The sentinel node or nodes are excised, and the axilla is checked again for a drop in radioactivity. If the radioactivity has not decreased, further inspection with the gamma probe is undertaken to identify additional sentinel nodes. The primary tumor is then excised to reduce background activity, and the axilla is checked once again for a decrease in radioactivity.

The sentinel node is sectioned, and a portion of the node is frozen for polymerase chain reaction (PCR) assays, while the remainder is prepared for serial sectioning and immunohistochemistry. Current protocols are underway to assess newer PCR techniques and additional markers that can be examined using immunohistochemistry.

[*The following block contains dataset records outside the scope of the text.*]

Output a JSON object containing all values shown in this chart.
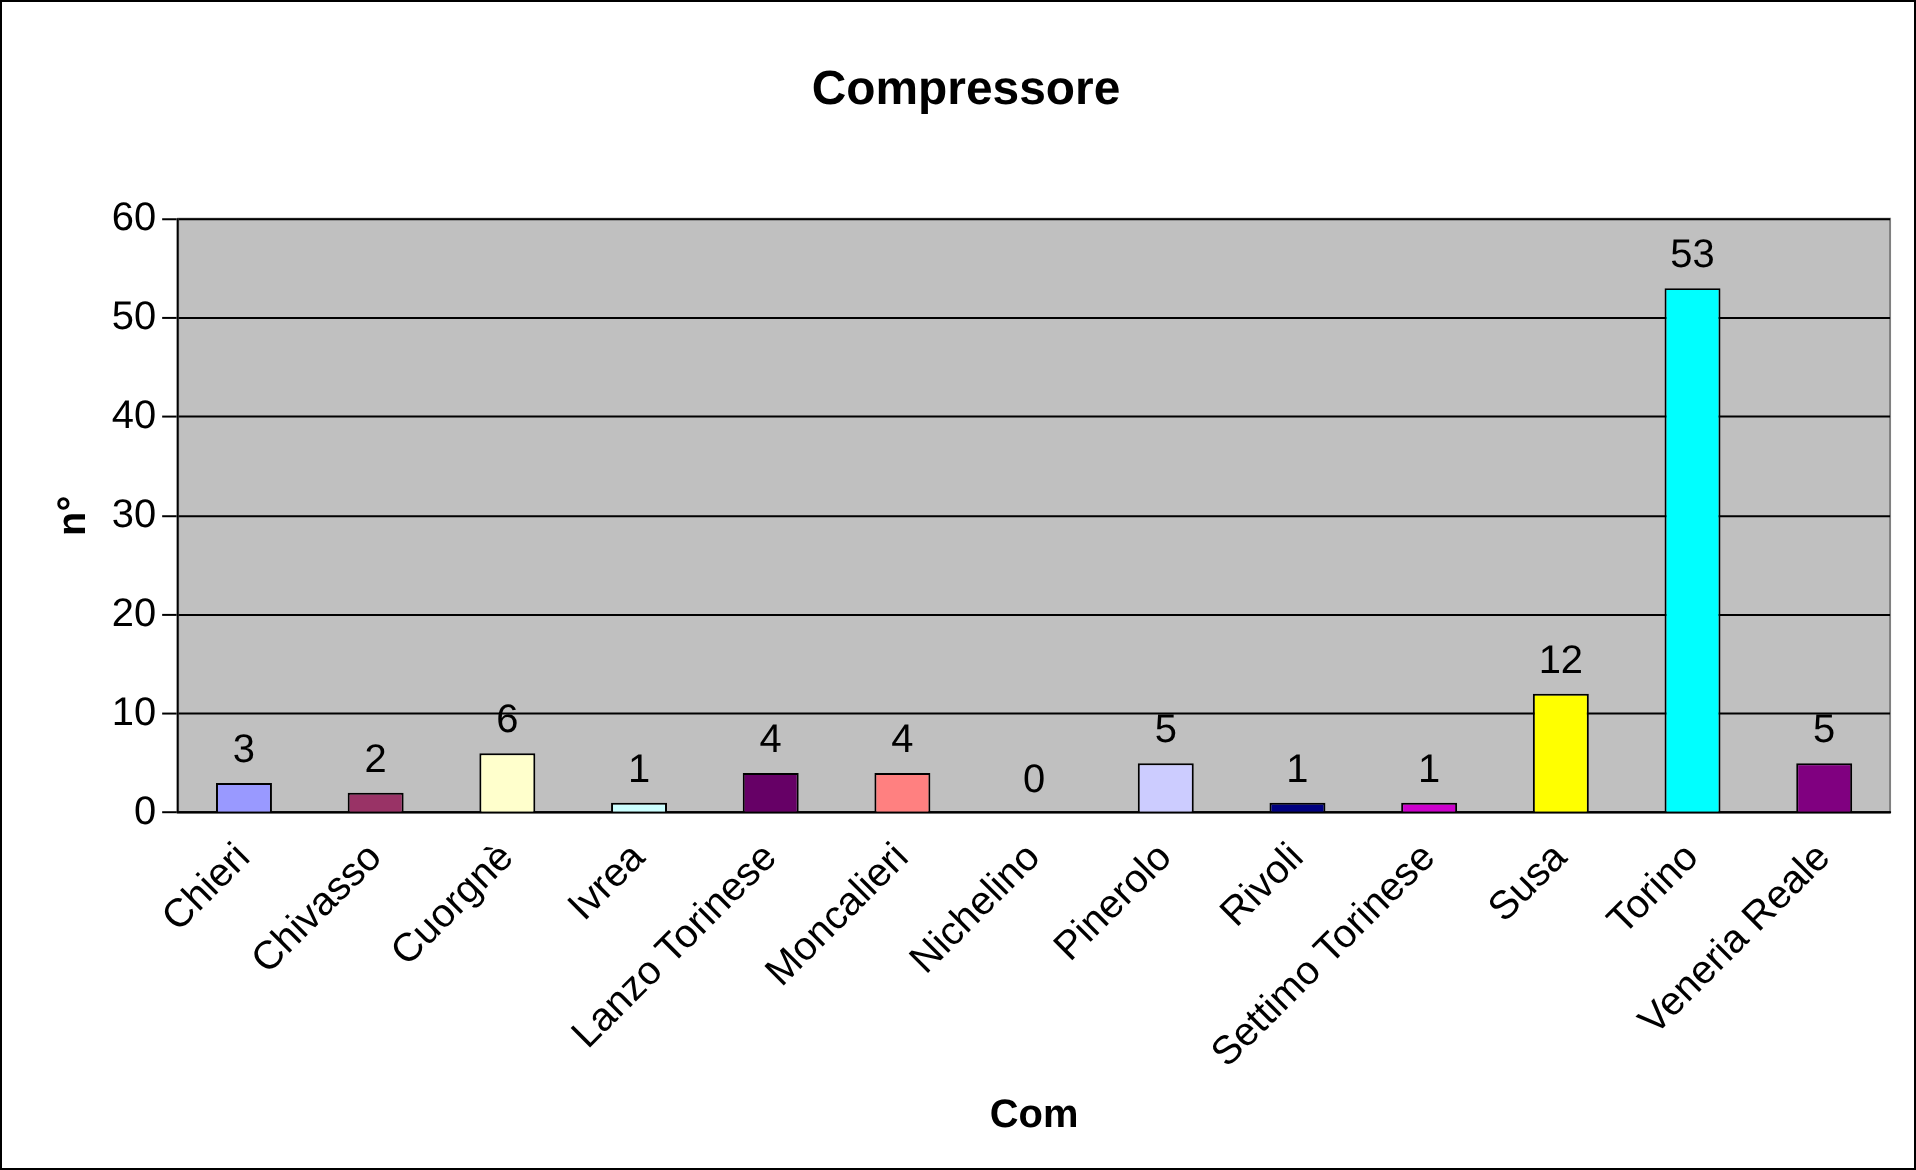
{
  "chart_data": {
    "type": "bar",
    "title": "Compressore",
    "xlabel": "Com",
    "ylabel": "n°",
    "categories": [
      "Chieri",
      "Chivasso",
      "Cuorgnè",
      "Ivrea",
      "Lanzo Torinese",
      "Moncalieri",
      "Nichelino",
      "Pinerolo",
      "Rivoli",
      "Settimo Torinese",
      "Susa",
      "Torino",
      "Veneria Reale"
    ],
    "values": [
      3,
      2,
      6,
      1,
      4,
      4,
      0,
      5,
      1,
      1,
      12,
      53,
      5
    ],
    "colors": [
      "#9999ff",
      "#993366",
      "#ffffcc",
      "#ccffff",
      "#660066",
      "#ff8080",
      "#0066cc",
      "#ccccff",
      "#000080",
      "#cc00cc",
      "#ffff00",
      "#00ffff",
      "#800080"
    ],
    "ylim": [
      0,
      60
    ],
    "yticks": [
      0,
      10,
      20,
      30,
      40,
      50,
      60
    ],
    "grid": "y",
    "data_labels": true,
    "legend": false
  }
}
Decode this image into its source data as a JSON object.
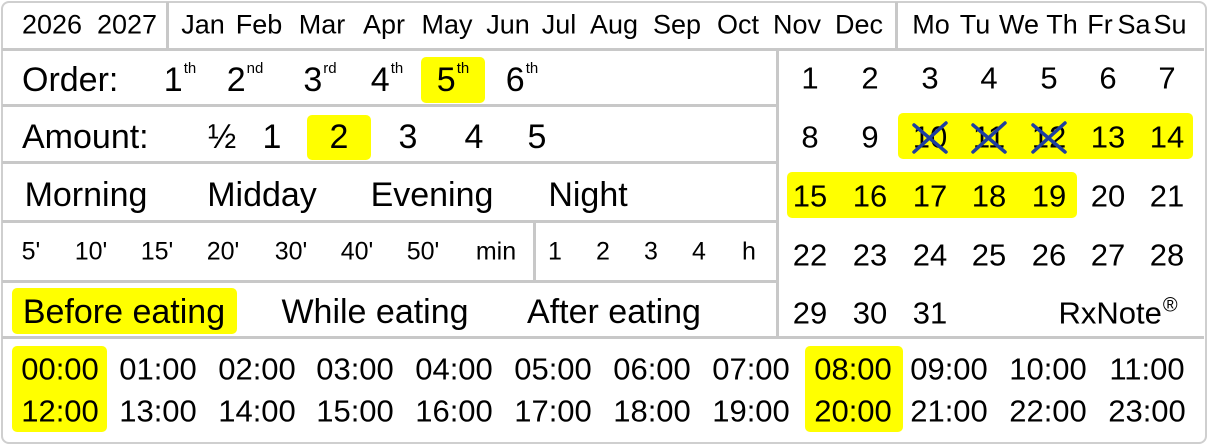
{
  "years": [
    "2026",
    "2027"
  ],
  "months": [
    "Jan",
    "Feb",
    "Mar",
    "Apr",
    "May",
    "Jun",
    "Jul",
    "Aug",
    "Sep",
    "Oct",
    "Nov",
    "Dec"
  ],
  "weekdays": [
    "Mo",
    "Tu",
    "We",
    "Th",
    "Fr",
    "Sa",
    "Su"
  ],
  "order": {
    "label": "Order:",
    "items": [
      {
        "n": "1",
        "s": "th"
      },
      {
        "n": "2",
        "s": "nd"
      },
      {
        "n": "3",
        "s": "rd"
      },
      {
        "n": "4",
        "s": "th"
      },
      {
        "n": "5",
        "s": "th"
      },
      {
        "n": "6",
        "s": "th"
      }
    ],
    "selected": "5th"
  },
  "amount": {
    "label": "Amount:",
    "items": [
      "½",
      "1",
      "2",
      "3",
      "4",
      "5"
    ],
    "selected": "2"
  },
  "time_of_day": [
    "Morning",
    "Midday",
    "Evening",
    "Night"
  ],
  "minutes": [
    "5'",
    "10'",
    "15'",
    "20'",
    "30'",
    "40'",
    "50'",
    "min"
  ],
  "hours_short": [
    "1",
    "2",
    "3",
    "4",
    "h"
  ],
  "eating": {
    "items": [
      "Before eating",
      "While eating",
      "After eating"
    ],
    "selected": "Before eating"
  },
  "calendar": {
    "days": [
      "1",
      "2",
      "3",
      "4",
      "5",
      "6",
      "7",
      "8",
      "9",
      "10",
      "11",
      "12",
      "13",
      "14",
      "15",
      "16",
      "17",
      "18",
      "19",
      "20",
      "21",
      "22",
      "23",
      "24",
      "25",
      "26",
      "27",
      "28",
      "29",
      "30",
      "31"
    ],
    "highlighted": [
      "10",
      "11",
      "12",
      "13",
      "14",
      "15",
      "16",
      "17",
      "18",
      "19"
    ],
    "crossed_out": [
      "10",
      "11",
      "12"
    ],
    "brand": "RxNote",
    "brand_mark": "®"
  },
  "hours": {
    "row1": [
      "00:00",
      "01:00",
      "02:00",
      "03:00",
      "04:00",
      "05:00",
      "06:00",
      "07:00",
      "08:00",
      "09:00",
      "10:00",
      "11:00"
    ],
    "row2": [
      "12:00",
      "13:00",
      "14:00",
      "15:00",
      "16:00",
      "17:00",
      "18:00",
      "19:00",
      "20:00",
      "21:00",
      "22:00",
      "23:00"
    ],
    "selected": [
      "00:00",
      "12:00",
      "08:00",
      "20:00"
    ]
  },
  "colors": {
    "highlight": "#ffff00",
    "cross": "#1f3f9f",
    "divider": "#c8c8c8"
  }
}
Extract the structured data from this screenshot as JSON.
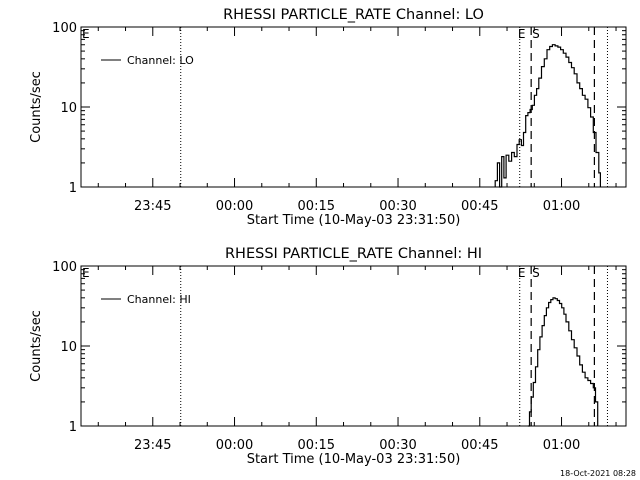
{
  "colors": {
    "background": "#ffffff",
    "foreground": "#000000"
  },
  "footer_timestamp": "18-Oct-2021 08:28",
  "chart_data": [
    {
      "type": "line",
      "title": "RHESSI PARTICLE_RATE Channel: LO",
      "xlabel": "Start Time (10-May-03 23:31:50)",
      "ylabel": "Counts/sec",
      "y_scale": "log",
      "ylim": [
        1,
        100
      ],
      "y_ticks": [
        1,
        10,
        100
      ],
      "y_tick_labels": [
        "1",
        "10",
        "100"
      ],
      "xlim_minutes": [
        0,
        100
      ],
      "x_ticks": [
        {
          "minute": 13.17,
          "label": "23:45"
        },
        {
          "minute": 28.17,
          "label": "00:00"
        },
        {
          "minute": 43.17,
          "label": "00:15"
        },
        {
          "minute": 58.17,
          "label": "00:30"
        },
        {
          "minute": 73.17,
          "label": "00:45"
        },
        {
          "minute": 88.17,
          "label": "01:00"
        }
      ],
      "legend": {
        "placement": "top-left",
        "entries": [
          "Channel: LO"
        ]
      },
      "markers": {
        "E_left": {
          "minute": 0,
          "label": "E"
        },
        "E_right": {
          "minute": 80.9,
          "label": "E"
        },
        "S_dashed": {
          "minute": 82.6,
          "label": "S"
        },
        "dotted_lines": [
          18.3,
          80.5,
          96.6
        ],
        "dashed_lines": [
          82.6,
          94.2
        ]
      },
      "series": [
        {
          "name": "Channel: LO",
          "x": [
            76.0,
            76.4,
            76.8,
            77.2,
            77.6,
            78.0,
            78.5,
            79.0,
            79.5,
            80.0,
            80.4,
            80.8,
            81.2,
            81.6,
            82.0,
            82.4,
            82.8,
            83.2,
            83.6,
            84.0,
            84.5,
            85.0,
            85.5,
            86.0,
            86.5,
            87.0,
            87.5,
            88.0,
            88.5,
            89.0,
            89.5,
            90.0,
            90.5,
            91.0,
            91.5,
            92.0,
            92.5,
            93.0,
            93.5,
            94.0,
            94.5,
            95.0,
            95.3
          ],
          "y": [
            1.2,
            2.0,
            1.0,
            2.4,
            1.3,
            2.5,
            2.1,
            2.7,
            2.4,
            3.4,
            3.9,
            3.3,
            4.8,
            7.8,
            8.5,
            9.3,
            10.5,
            14,
            17,
            23,
            32,
            40,
            52,
            57,
            60,
            58,
            56,
            52,
            47,
            42,
            36,
            31,
            26,
            20,
            17,
            14,
            12.5,
            9.8,
            7.5,
            4.8,
            2.7,
            1.5,
            1.0
          ]
        }
      ]
    },
    {
      "type": "line",
      "title": "RHESSI PARTICLE_RATE Channel: HI",
      "xlabel": "Start Time (10-May-03 23:31:50)",
      "ylabel": "Counts/sec",
      "y_scale": "log",
      "ylim": [
        1,
        100
      ],
      "y_ticks": [
        1,
        10,
        100
      ],
      "y_tick_labels": [
        "1",
        "10",
        "100"
      ],
      "xlim_minutes": [
        0,
        100
      ],
      "x_ticks": [
        {
          "minute": 13.17,
          "label": "23:45"
        },
        {
          "minute": 28.17,
          "label": "00:00"
        },
        {
          "minute": 43.17,
          "label": "00:15"
        },
        {
          "minute": 58.17,
          "label": "00:30"
        },
        {
          "minute": 73.17,
          "label": "00:45"
        },
        {
          "minute": 88.17,
          "label": "01:00"
        }
      ],
      "legend": {
        "placement": "top-left",
        "entries": [
          "Channel: HI"
        ]
      },
      "markers": {
        "E_left": {
          "minute": 0,
          "label": "E"
        },
        "E_right": {
          "minute": 80.9,
          "label": "E"
        },
        "S_dashed": {
          "minute": 82.6,
          "label": "S"
        },
        "dotted_lines": [
          18.3,
          80.5,
          96.6
        ],
        "dashed_lines": [
          82.6,
          94.2
        ]
      },
      "series": [
        {
          "name": "Channel: HI",
          "x": [
            82.0,
            82.3,
            82.6,
            83.0,
            83.4,
            83.8,
            84.2,
            84.6,
            85.0,
            85.4,
            85.8,
            86.2,
            86.6,
            87.0,
            87.4,
            87.8,
            88.2,
            88.6,
            89.0,
            89.5,
            90.0,
            90.5,
            91.0,
            91.5,
            92.0,
            92.5,
            93.0,
            93.5,
            94.0,
            94.4,
            94.8
          ],
          "y": [
            1.0,
            1.5,
            2.3,
            3.5,
            5.5,
            9,
            13,
            18,
            24,
            30,
            35,
            38,
            40,
            39,
            37,
            34,
            30,
            25,
            20,
            15.5,
            12,
            9.5,
            7.5,
            5.8,
            4.7,
            4.0,
            3.7,
            3.4,
            3.0,
            2.0,
            1.0
          ]
        }
      ]
    }
  ]
}
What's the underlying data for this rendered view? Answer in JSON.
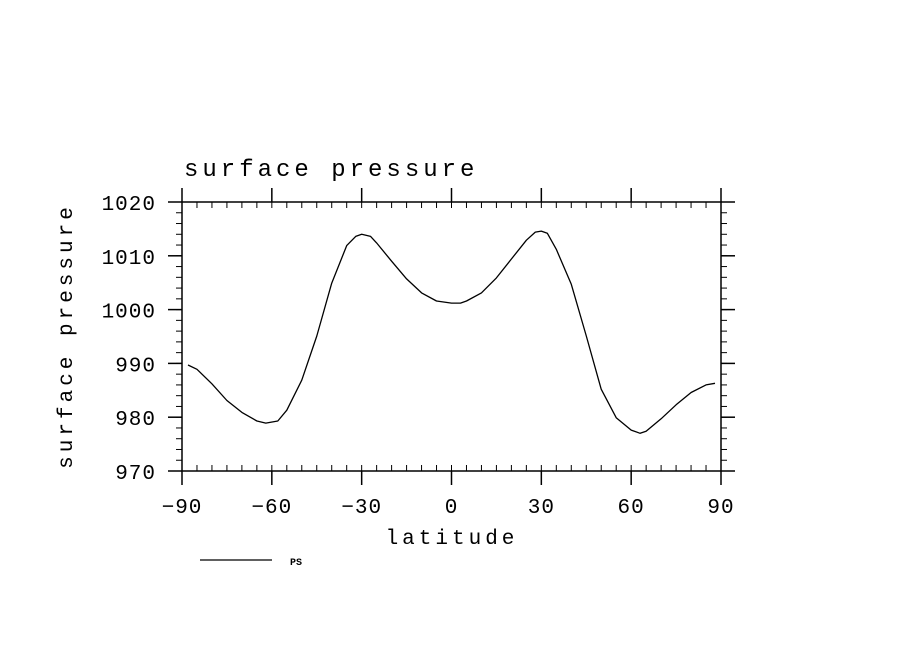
{
  "chart_data": {
    "type": "line",
    "title": "surface pressure",
    "xlabel": "latitude",
    "ylabel": "surface pressure",
    "xlim": [
      -90,
      90
    ],
    "ylim": [
      970,
      1020
    ],
    "xticks": [
      -90,
      -60,
      -30,
      0,
      30,
      60,
      90
    ],
    "xtick_labels": [
      "−90",
      "−60",
      "−30",
      "0",
      "30",
      "60",
      "90"
    ],
    "yticks": [
      970,
      980,
      990,
      1000,
      1010,
      1020
    ],
    "ytick_labels": [
      "970",
      "980",
      "990",
      "1000",
      "1010",
      "1020"
    ],
    "grid": false,
    "legend": "bottom-left",
    "series": [
      {
        "name": "PS",
        "color": "#000000",
        "x": [
          -88,
          -85,
          -80,
          -75,
          -70,
          -65,
          -62,
          -58,
          -55,
          -50,
          -45,
          -40,
          -35,
          -32,
          -30,
          -27,
          -25,
          -20,
          -15,
          -10,
          -5,
          0,
          3,
          5,
          10,
          15,
          20,
          25,
          28,
          30,
          32,
          35,
          40,
          45,
          50,
          55,
          60,
          63,
          65,
          70,
          75,
          80,
          85,
          88
        ],
        "values": [
          989.7,
          988.9,
          986.2,
          983.1,
          980.9,
          979.3,
          978.9,
          979.3,
          981.3,
          986.9,
          995.1,
          1004.9,
          1011.9,
          1013.6,
          1014.0,
          1013.6,
          1012.4,
          1009.0,
          1005.7,
          1003.1,
          1001.6,
          1001.2,
          1001.2,
          1001.6,
          1003.1,
          1005.9,
          1009.4,
          1012.9,
          1014.4,
          1014.6,
          1014.2,
          1011.2,
          1004.7,
          995.1,
          985.2,
          979.9,
          977.6,
          977.0,
          977.4,
          979.7,
          982.3,
          984.6,
          986.0,
          986.3
        ]
      }
    ]
  }
}
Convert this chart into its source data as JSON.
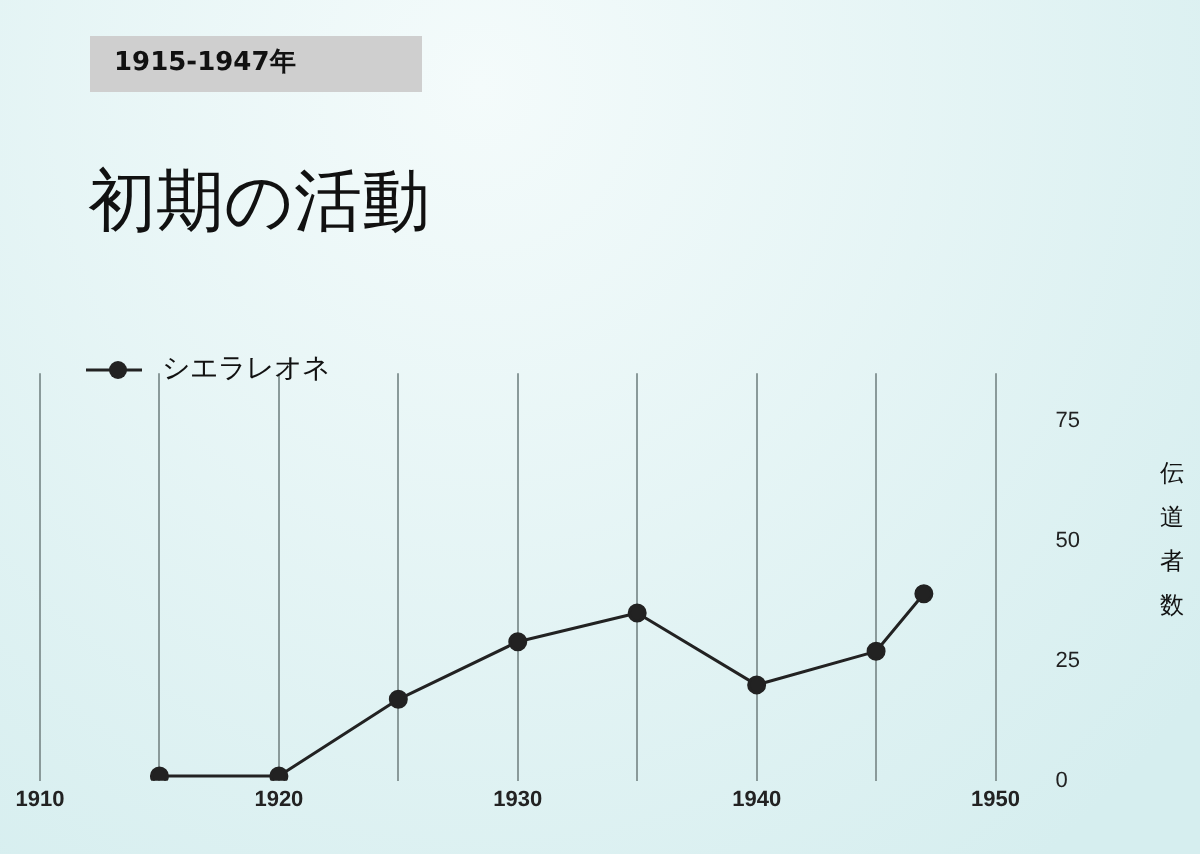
{
  "chart_data": {
    "type": "line",
    "title": "初期の活動",
    "subtitle": "1915-1947年",
    "ylabel": "伝道者数",
    "x": [
      1915,
      1920,
      1925,
      1930,
      1935,
      1940,
      1945,
      1947
    ],
    "series": [
      {
        "name": "シエラレオネ",
        "color": "#222222",
        "values": [
          1,
          1,
          17,
          29,
          35,
          20,
          27,
          39
        ]
      }
    ],
    "xlim": [
      1910,
      1950
    ],
    "xticks": [
      1910,
      {
        "value": 1915,
        "label": null
      },
      1920,
      {
        "value": 1925,
        "label": null
      },
      1930,
      {
        "value": 1935,
        "label": null
      },
      1940,
      {
        "value": 1945,
        "label": null
      },
      1950
    ],
    "ylim": [
      0,
      85
    ],
    "yticks": [
      0,
      25,
      50,
      75
    ],
    "grid": "x",
    "legend": "top left",
    "marker": "circle",
    "line_style": "solid"
  }
}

Need for Randomized Trials

With all of this in mind, it is clear that the safety and efficacy of sentinel lymph node biopsy as a replacement for axillary dissection in breast cancer patients can be assessed only in the context of prospective, randomized trials. Two groups that are currently designing studies of this nature are the American College of Surgeons and the National Surgical Adjuvant Breast and Bowel Project (NSABP). We eagerly await the results of these trials and, in the interim, continue our attempts to better define the methodology for all of the disciplines involved in this effort. Our hope is to minimize morbidity and unnecessary surgery without compromising the primary goals of accurate staging, locoregional control, and potential cure of breast cancer.